Forte e chiaro

    Elimina le interferenze, è piccola, non è facilmente rilevabile: così i fisici dell’Università del Tennessee hanno presentato il loro prototipo di antenna al plasma (o gas ionizzato) al meeting annuale della Division of Plasma Physics della American Physical Society. La sperimentazione di questo dispositivo innovativo, condotta da Igor Alexeff, ha mostrato risultati impensabili per le antenne tradizionali di tipo metallico e la candida come possibile valida alternativa in applicazioni militari e nei sistemi di telefonia mobile. “L’antenna funziona proprio come i suoi analoghi metallici, eccetto per il fatto che la corrente passa attraverso il gas ionizzato”, spiegano i fisici.

    Le antenne di acciaio o cromo comunemente usate convertono un segnale elettrico, fornito da un generatore, in onde elettromagnetiche. La frequenza delle onde radio emesse e ricevute – detta frequenza di lavoro dell’antenna – dipende dal tipo di generatore elettrico collegato all’antenna. Se si deve lavorare a una determinata frequenza, inoltre, è necessario che la lunghezza dell’antenna sia dello stesso ordine di grandezza dell’onda del segnale. Questo implica che i dispositivi che lavorano a basse frequenze (e quindi grandi lunghezze d’onda, perché le due quantità sono inversamente proporzionali) abbiano dimensioni tali da renderle facilmente visibili.
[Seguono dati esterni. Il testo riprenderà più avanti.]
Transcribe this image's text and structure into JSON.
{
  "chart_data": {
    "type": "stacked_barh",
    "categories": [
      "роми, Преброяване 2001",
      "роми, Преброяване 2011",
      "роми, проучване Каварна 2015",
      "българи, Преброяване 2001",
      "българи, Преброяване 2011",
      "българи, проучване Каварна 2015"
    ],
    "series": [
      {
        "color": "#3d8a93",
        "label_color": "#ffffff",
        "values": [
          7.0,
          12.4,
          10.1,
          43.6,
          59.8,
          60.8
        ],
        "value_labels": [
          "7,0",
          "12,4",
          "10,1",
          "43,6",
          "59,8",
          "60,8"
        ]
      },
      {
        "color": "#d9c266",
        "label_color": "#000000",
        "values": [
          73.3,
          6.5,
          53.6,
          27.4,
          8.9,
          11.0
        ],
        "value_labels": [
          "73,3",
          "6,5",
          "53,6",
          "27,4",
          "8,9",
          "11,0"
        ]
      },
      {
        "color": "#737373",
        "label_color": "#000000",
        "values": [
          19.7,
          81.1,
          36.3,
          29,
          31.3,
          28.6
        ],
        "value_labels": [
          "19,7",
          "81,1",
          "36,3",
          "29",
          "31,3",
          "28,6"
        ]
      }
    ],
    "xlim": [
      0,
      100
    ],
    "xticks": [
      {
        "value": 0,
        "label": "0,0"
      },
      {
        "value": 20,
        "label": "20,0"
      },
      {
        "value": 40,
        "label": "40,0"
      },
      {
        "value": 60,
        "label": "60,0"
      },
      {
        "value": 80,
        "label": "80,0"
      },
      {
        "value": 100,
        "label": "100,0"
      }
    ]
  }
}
    Le antenne classiche presentano inoltre due problemi: il Jamming, ovvero un tipo di disturbo  creato da altri segnali inviati per localizzarle o per “dar fastidio” ai radar, e le interferenze, perché le antenne metalliche riflettono in parte i segnali anche se hanno frequenze diverse dalle loro.
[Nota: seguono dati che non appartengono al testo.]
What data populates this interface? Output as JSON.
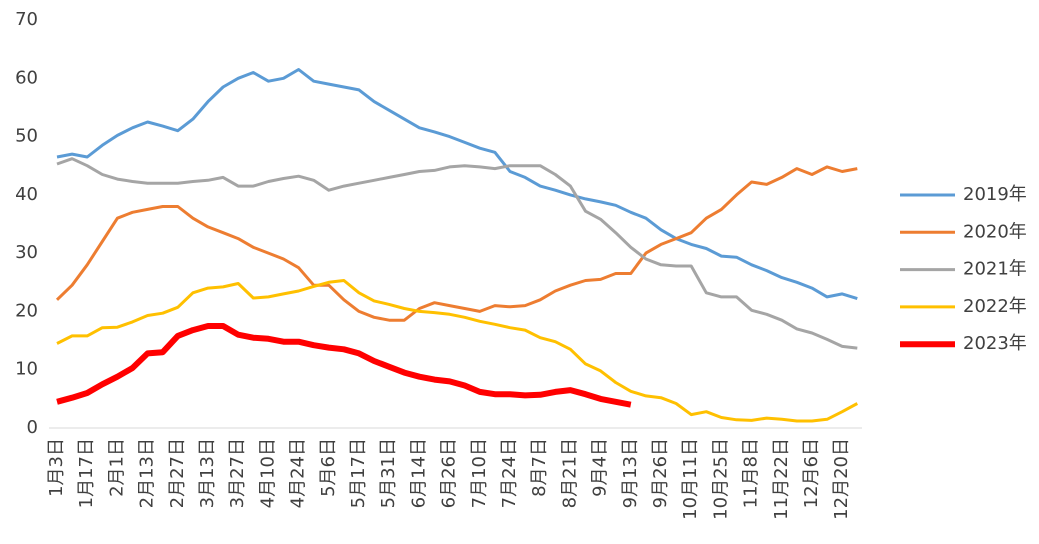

    La nuova antenna sembra non presentare nessuno di questi svantaggi. È di dimensioni ridotte  e può captare solo segnali prossimi alla sua frequenza operativa (gli altri attraversano il gas senza essere riflessi), riducendo così al minimo i disturbi che si verificano soprattutto quando si lavora alle alte frequenze. Un altro vantaggio risiede nella possibilità di usare più antenne montate una sull’altra per captare più frequenze simultaneamente senza che interferiscano tra loro. L’antenna al plasma può inoltre funzionare con una corrente a impulsi senza che la nitidezza del segnale sia compromessa e, non avendo parti in metallo, non riflette i segnali inviati dai radar quando è spenta, caratteristica che la rende meno “intercettabile”.
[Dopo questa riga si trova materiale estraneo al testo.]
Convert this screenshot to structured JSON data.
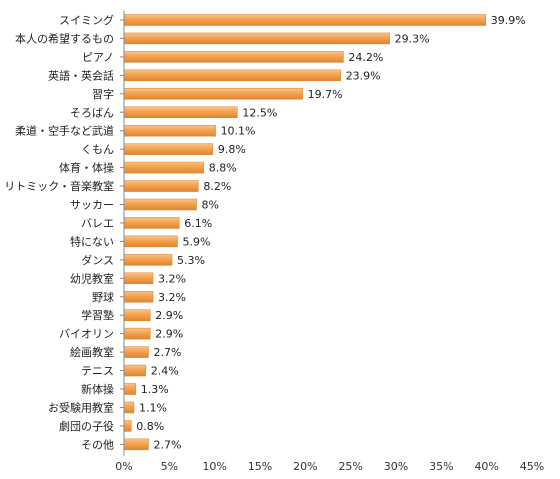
{
  "chart_data": {
    "type": "bar",
    "orientation": "horizontal",
    "title": "",
    "xlabel": "",
    "ylabel": "",
    "categories": [
      "スイミング",
      "本人の希望するもの",
      "ピアノ",
      "英語・英会話",
      "習字",
      "そろばん",
      "柔道・空手など武道",
      "くもん",
      "体育・体操",
      "リトミック・音楽教室",
      "サッカー",
      "バレエ",
      "特にない",
      "ダンス",
      "幼児教室",
      "野球",
      "学習塾",
      "バイオリン",
      "絵画教室",
      "テニス",
      "新体操",
      "お受験用教室",
      "劇団の子役",
      "その他"
    ],
    "values": [
      39.9,
      29.3,
      24.2,
      23.9,
      19.7,
      12.5,
      10.1,
      9.8,
      8.8,
      8.2,
      8,
      6.1,
      5.9,
      5.3,
      3.2,
      3.2,
      2.9,
      2.9,
      2.7,
      2.4,
      1.3,
      1.1,
      0.8,
      2.7
    ],
    "value_labels": [
      "39.9%",
      "29.3%",
      "24.2%",
      "23.9%",
      "19.7%",
      "12.5%",
      "10.1%",
      "9.8%",
      "8.8%",
      "8.2%",
      "8%",
      "6.1%",
      "5.9%",
      "5.3%",
      "3.2%",
      "3.2%",
      "2.9%",
      "2.9%",
      "2.7%",
      "2.4%",
      "1.3%",
      "1.1%",
      "0.8%",
      "2.7%"
    ],
    "xlim": [
      0,
      45
    ],
    "xticks": [
      "0%",
      "5%",
      "10%",
      "15%",
      "20%",
      "25%",
      "30%",
      "35%",
      "40%",
      "45%"
    ],
    "grid": false,
    "legend": "none",
    "bar_color": "#f4a150"
  }
}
    “Il concetto di antenne al plasma è noto dalla metà degli anni Novanta”, spiega Giuseppe Schettini, docente di Antenne presso l’Università di Roma Tre, “ma le realizzazioni sono ancora poche. Si tratta di lavori pionieristici. La tecnologia è promettente, ma probabilmente non va considerata rivoluzionaria in tutte le applicazioni, anche se potrà trovare spazio in diversi settori”. (s.s.)